Managing a company or business in Brazil involves a series of responsibilities that are inherent to the business, whether tax, regulatory, labor or environmental, for example.
Therefore, it is essential that directors, advisors and/or administrators have the necessary protection to be able to act actively in the management of companies without worrying about possible situations of personal loss arising from the exercise of these positions.
In Brazil we identify the Indemnity Agreement as the most appropriate tool for this protection. Its main objective is to guarantee the reimbursement or compensation of losses and costs arising from judicial, administrative or arbitration demands resulting from acts carried out by company managers in the process of their practice. Clauses involving damage to reputation may also be inserted.
It provides for the company to fully bear such losses and resulting costs, as a way of preventing the executives’ individual assets from being affected by demands that are related to the regular acts of their management.

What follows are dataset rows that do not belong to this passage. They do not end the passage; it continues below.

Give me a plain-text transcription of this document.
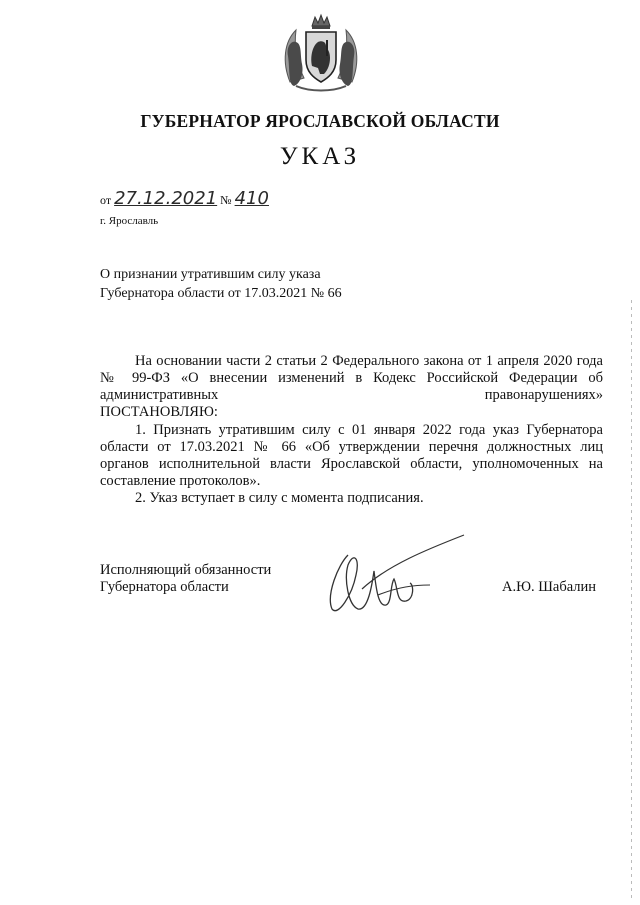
ГУБЕРНАТОР ЯРОСЛАВСКОЙ ОБЛАСТИ
УКАЗ
от 27.12.2021 № 410
г. Ярославль
О признании утратившим силу указа Губернатора области от 17.03.2021 № 66
На основании части 2 статьи 2 Федерального закона от 1 апреля 2020 года № 99-ФЗ «О внесении изменений в Кодекс Российской Федерации об административных правонарушениях»
ПОСТАНОВЛЯЮ:
1. Признать утратившим силу с 01 января 2022 года указ Губернатора области от 17.03.2021 № 66 «Об утверждении перечня должностных лиц органов исполнительной власти Ярославской области, уполномоченных на составление протоколов».
2. Указ вступает в силу с момента подписания.
Исполняющий обязанности
Губернатора области	А.Ю. Шабалин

As a rule, the Indemnity Contract must provide:
1. The company’s interest in protecting its executives against financial risks arising from the exercise of their functions; and
2. The company’s interest in protecting the assets of its executives, as long as they act in accordance with certain standards of conduct, duly established in the contract.
However, we shall establish some limits for the compensation provided in the Indemnity Contract, such as: (a) when the executive acts outside the practice of his duties; (b) when acting with bad faith, intent, gross negligence or fraud; or (c) when acting in its own interest or that of third parties and/or to the detriment of the company’s social interest.
This tool is essential for implementing the best corporate governance practices in any type of company, and can be used by different corporate structures, including with greater or lesser scope of assumption of responsibilities.